Ele carrega na memória histórias que o marcaram profundamente ao longo de suas
atividades, como as enchentes na cidade de Santa Cruz, nos anos 1980, após o
transbordamento de uma açude e de uma barragem em Campo Redondo, no município
vizinho.
“Fui convocado, junto a outros
escoteiros de Natal, para recolher donativos. Fiz um trabalho em conjunto com
as Forças Armadas, no Palácio dos Esportes, em Petrópolis [bairro da zona Leste
de Natal]. Reunimos diversos gêneros alimentícios e roupas. Me lembro que foi
um período de muito inverno – o Estado passou uma semana sem energia – então,
nossa atuação foi muito importante”, relata Carlos Pinto, que começou sua
participação no escotismo aos 10 anos.
César Barbosa conheceu e
encantou-se pelo movimento aos seis anos, em 1967, mas só entrou para o grupo
em 1971. Depois do casamento, em 1982, ele decidiu deixar o escotismo para
cuidar da família, mas retornou em 2018 para ser assistente do Museu Escoteiro
da AEA, onde permanece até hoje. “Me lembro de quando me tornei escoteiro. Era
uma quinta-feira pela manhã. Estávamos no pavilhão da sede, com a banda de
música. Foi tudo muito bonito. Quando vi aquilo me encantei”, relembra César,
hoje com 63 anos.
Contribuições
O movimento escoteiro estimula
hábitos de contemplação da natureza, solidariedade e formação de uma cultura de
paz. No Rio Grande do Norte, esses objetivos se traduziram em várias ações
práticas ao longo dos anos, com significativos impactos para a sociedade ainda
nos dias atuais. A criação do Hospital Geral Policlínica do Alecrim, em 1947, é
um exemplo claro disso.
“O professor Luiz Soares era
um homem muito inquieto, que viu no escotismo a oportunidade de moldar a
formação dos jovens e de fazer com que fosse garantido, na prática, um retorno
à sociedade”, afirma o presidente da Associação de Escoteiros do Alecrim,
Thiago Simplício. “Ele tinha um filho médico, então, em função disso, surgiu o
interesse em criar um hospital no bairro.
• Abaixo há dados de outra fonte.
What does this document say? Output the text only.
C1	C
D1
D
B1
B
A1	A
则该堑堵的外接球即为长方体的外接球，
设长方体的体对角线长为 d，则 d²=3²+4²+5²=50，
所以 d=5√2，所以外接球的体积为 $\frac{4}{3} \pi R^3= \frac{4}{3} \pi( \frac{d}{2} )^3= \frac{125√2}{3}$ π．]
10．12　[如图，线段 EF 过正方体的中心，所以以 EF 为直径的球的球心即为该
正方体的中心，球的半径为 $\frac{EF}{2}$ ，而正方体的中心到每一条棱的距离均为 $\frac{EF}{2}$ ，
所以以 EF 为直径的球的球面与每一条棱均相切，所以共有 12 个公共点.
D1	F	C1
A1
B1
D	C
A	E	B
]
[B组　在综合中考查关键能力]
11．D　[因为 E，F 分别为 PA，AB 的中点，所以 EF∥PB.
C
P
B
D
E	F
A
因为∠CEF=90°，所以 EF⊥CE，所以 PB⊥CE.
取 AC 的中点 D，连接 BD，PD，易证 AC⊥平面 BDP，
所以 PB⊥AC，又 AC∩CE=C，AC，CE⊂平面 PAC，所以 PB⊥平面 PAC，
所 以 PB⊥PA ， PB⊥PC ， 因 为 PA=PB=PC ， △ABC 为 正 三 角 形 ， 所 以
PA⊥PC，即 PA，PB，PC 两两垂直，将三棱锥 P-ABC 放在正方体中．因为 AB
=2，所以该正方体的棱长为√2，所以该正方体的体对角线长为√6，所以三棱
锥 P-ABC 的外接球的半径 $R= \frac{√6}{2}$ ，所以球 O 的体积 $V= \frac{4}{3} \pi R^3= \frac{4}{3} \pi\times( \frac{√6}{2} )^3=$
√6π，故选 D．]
Em 1923 foi instalado um ambulatório
na sede da Associação, na Escola Padre Miguelinho. Foi um projeto bancado pelo
Governo Federal”, acrescenta Simplício.
O terreno onde hoje funciona a
Policlínica era o campo de treinamento dos escoteiros. Com a necessidade de
expandir a prestação de serviços à sociedade, o hospital foi transferido para
lá e incorporado à Liga Norte Riograndense Contra o Câncer na década de 1990.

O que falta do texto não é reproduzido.